Hand & Lock is an embroidery brand in the United Kingdom created from the merger of M Hand & Company and S Lock in 2001, and is based in Fitzrovia, London.

==History==

M Hand & Company Ltd was founded in London in 1767. Hand was a Huguenot refugee who was skilled in working with gold lace, and had studied under Italian craftsmen. The company produced ceremonial work for the military and royalty, and received a Royal Warrant.

In 1898, C E Phipps & Co. began creating embroidered fashion items and selling them to department stores. Phipps retired in 1956 and sold the company to Stanley Lock. The newly named S Lock Company expanded to create special order embroidery items for fashion houses, including Christian Dior, Norman Hartnell, Hardy Amies and Catherine Walker The company created embroidered gowns for Queen Elizabeth and Diana, Princess of Wales. In 1972 it was awarded a Royal Warrant.

== Company timeline ==

- In 2001 M Hand & Company and S. Lock merged to form the firm Hand & Lock.
- In 2012 they embroidered the banners for the royal barge for Queen Elizabeth's Diamond Jubilee celebrations.
- In 2017 the company celebrated its 250th anniversary.
- In 2019 the company received the Royal Warrant as Embroiderers and Suppliers of Military Accoutrements to HM the Queen.
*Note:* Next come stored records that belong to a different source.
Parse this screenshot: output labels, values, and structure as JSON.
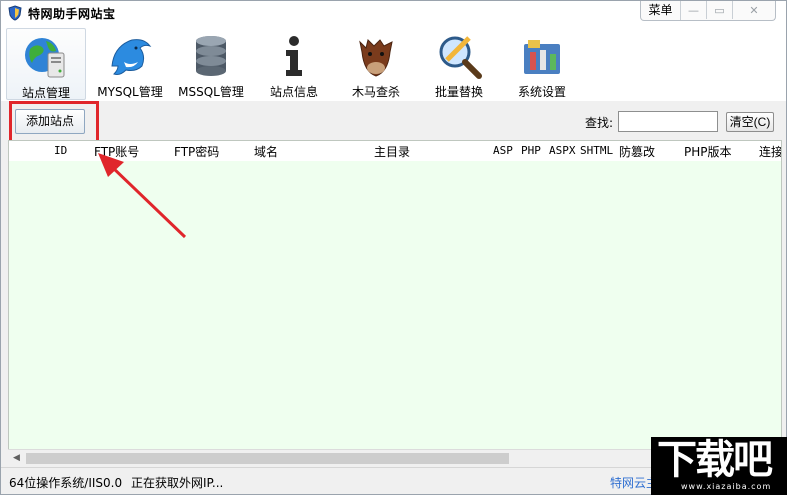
{
  "window": {
    "title": "特网助手网站宝",
    "menu_label": "菜单"
  },
  "toolbar": {
    "items": [
      {
        "label": "站点管理",
        "icon": "globe-server-icon",
        "active": true
      },
      {
        "label": "MYSQL管理",
        "icon": "dolphin-icon",
        "active": false
      },
      {
        "label": "MSSQL管理",
        "icon": "database-icon",
        "active": false
      },
      {
        "label": "站点信息",
        "icon": "info-icon",
        "active": false
      },
      {
        "label": "木马查杀",
        "icon": "horse-icon",
        "active": false
      },
      {
        "label": "批量替换",
        "icon": "magnifier-icon",
        "active": false
      },
      {
        "label": "系统设置",
        "icon": "settings-tools-icon",
        "active": false
      }
    ]
  },
  "actions": {
    "add_site_label": "添加站点",
    "search_label": "查找:",
    "search_value": "",
    "clear_label": "清空(C)"
  },
  "table": {
    "columns": [
      "ID",
      "FTP账号",
      "FTP密码",
      "域名",
      "主目录",
      "ASP",
      "PHP",
      "ASPX",
      "SHTML",
      "防篡改",
      "PHP版本",
      "连接"
    ],
    "rows": []
  },
  "status": {
    "os": "64位操作系统/IIS0.0",
    "message": "正在获取外网IP...",
    "link": "特网云主"
  },
  "watermark": {
    "big": "下载吧",
    "small": "www.xiazaiba.com"
  },
  "colors": {
    "highlight": "#e0262b",
    "table_bg": "#efffef",
    "link": "#2f6fd1"
  }
}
==Hand & Lock Prize for Embroidery==

The Hand & Lock Prize for embroidery, originally called the M Hand prize for embroidery, was created in 2000. The competition occurs yearly and has two main categories, each of which has a top prize of $5000. The student category is open to people in part or full-time education, and the open category is open to everyone. In addition, the Wilcom Institutional Prize awards £6000 of embroidery software and training to the university of the winning student. In 2017 for the 250th Anniversary of the company the total prize fund was $42,000.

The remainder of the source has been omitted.